PRESS RELEASE
National Inter-Religious Organization Speaks Out Against the Agreement on Torture
(Washington, DC, September 25, 2006) - The National Religious Campaign Against Torture, an organization of 54 national, regional, and local religious organizations, is deeply disturbed by today's revelations about the agreement between the White House and Senators Warner, McCain, and Graham on the controversial military commissions bill. This agreement would permit torture and inhumane treatment. We urge the U.S. government to prohibit all torture and cruel, inhuman and degrading treatment of detainees in all circumstances. Any policies that permit torture and inhumane treatment are morally intolerable.

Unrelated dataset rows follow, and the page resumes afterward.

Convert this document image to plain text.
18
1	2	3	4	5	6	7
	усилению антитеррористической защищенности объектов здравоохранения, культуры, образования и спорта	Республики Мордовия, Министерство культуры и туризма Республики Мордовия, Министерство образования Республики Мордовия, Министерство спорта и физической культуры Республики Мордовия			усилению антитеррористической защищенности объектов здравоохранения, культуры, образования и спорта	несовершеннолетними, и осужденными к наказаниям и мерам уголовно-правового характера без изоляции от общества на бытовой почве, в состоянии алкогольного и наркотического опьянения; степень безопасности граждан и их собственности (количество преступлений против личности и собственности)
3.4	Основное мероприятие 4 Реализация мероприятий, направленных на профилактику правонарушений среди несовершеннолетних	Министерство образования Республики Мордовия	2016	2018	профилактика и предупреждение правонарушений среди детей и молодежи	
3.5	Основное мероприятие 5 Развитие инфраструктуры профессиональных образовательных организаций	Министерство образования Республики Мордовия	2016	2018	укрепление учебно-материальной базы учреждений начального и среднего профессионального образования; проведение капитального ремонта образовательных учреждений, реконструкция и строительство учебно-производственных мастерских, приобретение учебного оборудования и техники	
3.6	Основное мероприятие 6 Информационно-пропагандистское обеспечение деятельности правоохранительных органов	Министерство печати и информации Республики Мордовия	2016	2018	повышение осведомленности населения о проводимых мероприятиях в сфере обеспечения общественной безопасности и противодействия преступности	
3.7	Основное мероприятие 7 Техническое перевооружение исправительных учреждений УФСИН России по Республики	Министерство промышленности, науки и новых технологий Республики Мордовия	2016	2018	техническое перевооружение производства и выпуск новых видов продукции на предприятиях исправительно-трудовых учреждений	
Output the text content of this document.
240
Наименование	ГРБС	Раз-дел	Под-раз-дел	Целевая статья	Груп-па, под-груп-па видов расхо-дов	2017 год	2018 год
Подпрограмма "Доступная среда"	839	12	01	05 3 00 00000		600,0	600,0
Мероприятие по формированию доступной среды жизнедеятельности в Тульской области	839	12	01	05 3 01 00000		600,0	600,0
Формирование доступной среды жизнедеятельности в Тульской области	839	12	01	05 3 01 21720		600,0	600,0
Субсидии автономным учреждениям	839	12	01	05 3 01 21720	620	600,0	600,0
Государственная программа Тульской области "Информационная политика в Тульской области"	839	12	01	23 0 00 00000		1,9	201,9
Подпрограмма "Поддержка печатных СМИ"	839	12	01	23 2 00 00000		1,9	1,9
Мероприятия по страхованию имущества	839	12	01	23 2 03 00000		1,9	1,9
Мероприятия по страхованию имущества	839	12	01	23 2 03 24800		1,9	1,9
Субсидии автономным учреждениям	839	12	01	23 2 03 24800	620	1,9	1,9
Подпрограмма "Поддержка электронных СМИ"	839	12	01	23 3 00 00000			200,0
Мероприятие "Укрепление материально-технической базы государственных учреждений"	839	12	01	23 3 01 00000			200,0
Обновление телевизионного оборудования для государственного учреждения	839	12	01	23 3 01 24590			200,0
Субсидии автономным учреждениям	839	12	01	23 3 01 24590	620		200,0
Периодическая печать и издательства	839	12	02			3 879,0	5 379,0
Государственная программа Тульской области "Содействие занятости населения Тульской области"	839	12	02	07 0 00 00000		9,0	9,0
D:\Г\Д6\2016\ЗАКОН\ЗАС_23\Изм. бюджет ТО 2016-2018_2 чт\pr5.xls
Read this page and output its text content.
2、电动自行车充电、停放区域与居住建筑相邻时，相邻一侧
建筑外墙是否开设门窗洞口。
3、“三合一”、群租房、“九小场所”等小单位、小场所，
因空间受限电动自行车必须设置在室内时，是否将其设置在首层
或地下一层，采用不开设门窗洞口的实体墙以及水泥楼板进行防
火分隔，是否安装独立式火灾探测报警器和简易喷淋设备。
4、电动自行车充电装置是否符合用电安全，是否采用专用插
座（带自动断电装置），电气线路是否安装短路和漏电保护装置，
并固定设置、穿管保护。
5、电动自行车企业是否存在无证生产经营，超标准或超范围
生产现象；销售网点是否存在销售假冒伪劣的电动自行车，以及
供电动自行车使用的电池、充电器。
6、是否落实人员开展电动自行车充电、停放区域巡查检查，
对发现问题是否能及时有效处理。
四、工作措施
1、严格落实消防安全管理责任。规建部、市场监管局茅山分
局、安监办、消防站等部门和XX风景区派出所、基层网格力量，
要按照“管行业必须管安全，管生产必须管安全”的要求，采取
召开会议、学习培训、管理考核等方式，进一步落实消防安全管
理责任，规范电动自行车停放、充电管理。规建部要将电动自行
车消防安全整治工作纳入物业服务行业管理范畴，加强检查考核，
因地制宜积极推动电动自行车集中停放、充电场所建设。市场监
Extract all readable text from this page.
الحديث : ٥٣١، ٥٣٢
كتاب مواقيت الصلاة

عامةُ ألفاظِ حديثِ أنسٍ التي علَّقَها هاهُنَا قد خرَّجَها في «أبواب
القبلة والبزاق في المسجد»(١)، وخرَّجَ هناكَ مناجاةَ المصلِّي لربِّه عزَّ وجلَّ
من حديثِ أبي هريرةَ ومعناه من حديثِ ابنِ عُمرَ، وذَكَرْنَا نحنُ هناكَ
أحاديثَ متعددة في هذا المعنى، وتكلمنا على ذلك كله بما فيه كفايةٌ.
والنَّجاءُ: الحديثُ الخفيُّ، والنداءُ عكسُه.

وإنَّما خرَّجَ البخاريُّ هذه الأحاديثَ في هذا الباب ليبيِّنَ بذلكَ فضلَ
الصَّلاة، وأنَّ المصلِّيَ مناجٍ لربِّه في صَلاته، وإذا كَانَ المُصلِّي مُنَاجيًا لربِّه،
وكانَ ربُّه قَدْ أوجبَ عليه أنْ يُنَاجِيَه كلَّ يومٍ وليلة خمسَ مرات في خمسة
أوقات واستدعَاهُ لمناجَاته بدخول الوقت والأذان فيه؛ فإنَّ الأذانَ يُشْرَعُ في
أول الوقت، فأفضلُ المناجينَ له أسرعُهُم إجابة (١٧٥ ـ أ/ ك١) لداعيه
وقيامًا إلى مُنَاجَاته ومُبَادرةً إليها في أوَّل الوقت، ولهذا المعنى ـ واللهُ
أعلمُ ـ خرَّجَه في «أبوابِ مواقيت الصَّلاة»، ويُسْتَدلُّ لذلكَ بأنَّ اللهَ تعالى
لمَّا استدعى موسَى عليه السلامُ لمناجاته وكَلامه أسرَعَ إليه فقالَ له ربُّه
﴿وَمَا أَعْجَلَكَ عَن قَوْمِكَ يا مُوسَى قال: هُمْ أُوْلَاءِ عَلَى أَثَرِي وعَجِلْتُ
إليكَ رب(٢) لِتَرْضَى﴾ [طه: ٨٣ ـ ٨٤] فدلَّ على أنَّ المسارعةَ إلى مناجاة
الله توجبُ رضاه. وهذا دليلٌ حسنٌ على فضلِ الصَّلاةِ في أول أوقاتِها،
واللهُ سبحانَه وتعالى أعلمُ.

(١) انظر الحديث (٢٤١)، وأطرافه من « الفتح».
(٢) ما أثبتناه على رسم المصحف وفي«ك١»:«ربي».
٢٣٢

Both the War Crimes Act and the U.S. Army Field Manual on Intelligence Interrogations use the Geneva Conventions as their guiding principle. They do so because Common Article 3 of the Geneva Conventions brings clarity to rules for the conduct of U.S. personnel in the field.
The agreement before the Congress would allow non-military government personnel (like the CIA or civilian contractors) to engage in interrogation techniques that fall outside of the conduct permitted by the Geneva Conventions. The agreement would also allow the continued use of secret prisons; exonerate the perpetrators of torture; and retroactively eliminate habeas corpus for detainees held in centers like Guantanamo.
NRCAT believes that torture, by any name, is always wrong.